Berçant ses chagrins d'une infinie douceur, elle ravive ses souvenirs de femme mais aussi ceux de son enfance, évoquant ses chers disparus, sa mère, son père, son grand-père, s'entourant de leur bienveillante présence. Parce que l'hiver de la vie est venu, il est bon de se réchauffer à leur mémoire, à ces gestes hérités que l'on fait sans y penser et qui nous inscrivent dans une histoire.

Cette poésie généreuse, qui jaillit du plus intime, m'a profondément touchée. C'est un regard vers le passé mais un regard sans regrets. La force qui sourd de cette poésie est faite de gratitude, d'espoir en la vie. A lire ces poèmes, on apprend que, par delà la douleur, on peut encore sourire aux nouveaux matins, que cela est possible. Et c'est comme si la fenêtre se refermait sur le grand froid, ne laissant entrer qu'un rayon de soleil vivifiant.

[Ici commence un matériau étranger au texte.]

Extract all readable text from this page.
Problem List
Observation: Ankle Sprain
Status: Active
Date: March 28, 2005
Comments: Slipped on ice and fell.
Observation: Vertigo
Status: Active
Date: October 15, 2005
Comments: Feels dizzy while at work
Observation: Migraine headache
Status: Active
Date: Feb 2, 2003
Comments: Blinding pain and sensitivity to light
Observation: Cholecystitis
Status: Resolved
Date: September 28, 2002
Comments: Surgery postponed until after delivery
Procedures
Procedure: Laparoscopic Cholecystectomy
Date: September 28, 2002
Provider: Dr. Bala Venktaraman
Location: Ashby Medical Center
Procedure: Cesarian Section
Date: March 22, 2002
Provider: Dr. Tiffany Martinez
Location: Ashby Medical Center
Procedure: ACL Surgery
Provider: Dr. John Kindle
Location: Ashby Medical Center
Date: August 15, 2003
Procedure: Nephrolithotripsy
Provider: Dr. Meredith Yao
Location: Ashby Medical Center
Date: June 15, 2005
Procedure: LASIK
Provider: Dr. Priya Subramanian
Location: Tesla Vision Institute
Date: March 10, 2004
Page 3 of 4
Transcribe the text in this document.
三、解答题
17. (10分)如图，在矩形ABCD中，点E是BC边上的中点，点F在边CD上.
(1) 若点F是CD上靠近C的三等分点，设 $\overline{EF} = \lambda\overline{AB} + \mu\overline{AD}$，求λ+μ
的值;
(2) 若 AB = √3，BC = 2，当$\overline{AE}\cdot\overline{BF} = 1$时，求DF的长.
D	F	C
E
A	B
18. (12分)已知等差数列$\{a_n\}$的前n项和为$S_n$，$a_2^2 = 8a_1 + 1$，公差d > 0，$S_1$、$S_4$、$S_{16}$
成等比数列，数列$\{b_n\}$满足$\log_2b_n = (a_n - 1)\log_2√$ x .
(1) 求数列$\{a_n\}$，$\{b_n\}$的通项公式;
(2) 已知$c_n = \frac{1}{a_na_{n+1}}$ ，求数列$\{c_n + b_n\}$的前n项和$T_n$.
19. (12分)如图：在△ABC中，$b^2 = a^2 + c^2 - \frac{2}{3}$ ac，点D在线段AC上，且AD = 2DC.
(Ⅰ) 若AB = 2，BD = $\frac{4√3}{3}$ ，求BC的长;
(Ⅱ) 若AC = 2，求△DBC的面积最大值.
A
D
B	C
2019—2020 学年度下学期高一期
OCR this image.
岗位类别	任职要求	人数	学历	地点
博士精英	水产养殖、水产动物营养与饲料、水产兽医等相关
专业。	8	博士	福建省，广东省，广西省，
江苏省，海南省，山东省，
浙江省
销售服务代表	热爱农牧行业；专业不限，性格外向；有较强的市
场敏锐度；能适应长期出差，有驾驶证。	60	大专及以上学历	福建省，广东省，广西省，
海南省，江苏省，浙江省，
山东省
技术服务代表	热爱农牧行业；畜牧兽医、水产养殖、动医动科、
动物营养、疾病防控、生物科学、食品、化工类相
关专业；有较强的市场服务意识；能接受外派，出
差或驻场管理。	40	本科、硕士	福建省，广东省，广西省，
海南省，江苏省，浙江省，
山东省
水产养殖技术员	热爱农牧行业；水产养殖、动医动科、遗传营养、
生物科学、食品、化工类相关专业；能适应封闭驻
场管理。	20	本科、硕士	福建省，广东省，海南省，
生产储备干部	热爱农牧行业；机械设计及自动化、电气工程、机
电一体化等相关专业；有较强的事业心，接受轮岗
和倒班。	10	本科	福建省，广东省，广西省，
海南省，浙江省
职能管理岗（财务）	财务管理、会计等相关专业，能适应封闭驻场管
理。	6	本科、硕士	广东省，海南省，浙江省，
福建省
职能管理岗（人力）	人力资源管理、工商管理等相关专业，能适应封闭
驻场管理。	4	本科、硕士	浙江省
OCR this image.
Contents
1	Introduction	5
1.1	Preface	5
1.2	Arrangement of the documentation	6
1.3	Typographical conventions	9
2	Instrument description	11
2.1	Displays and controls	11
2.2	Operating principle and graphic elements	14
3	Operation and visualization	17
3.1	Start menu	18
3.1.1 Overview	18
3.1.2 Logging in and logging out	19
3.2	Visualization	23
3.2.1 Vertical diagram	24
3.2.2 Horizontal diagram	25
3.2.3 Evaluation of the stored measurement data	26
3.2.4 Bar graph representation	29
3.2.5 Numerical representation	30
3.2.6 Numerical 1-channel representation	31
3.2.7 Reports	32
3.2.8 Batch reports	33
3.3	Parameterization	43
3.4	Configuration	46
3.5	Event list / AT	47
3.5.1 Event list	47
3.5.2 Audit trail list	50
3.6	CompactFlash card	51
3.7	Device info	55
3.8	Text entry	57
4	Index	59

"Tu marches sur la dernière partie du chemin. Tu vas en toute solitude. En toute gratitude. Huile vieille pour lampe pauvre, tu brûles encore. Des grains de soleil lèchent une assiette vide et un verre ébréché. Ta fenêtre s'ouvre sur la patience du sillon. D'anciennes belles souvenances et d'intenses moments d'allégresse t'accompagnent. Il n'y aura rien d'autre que ces traces de lumière. Une abondance."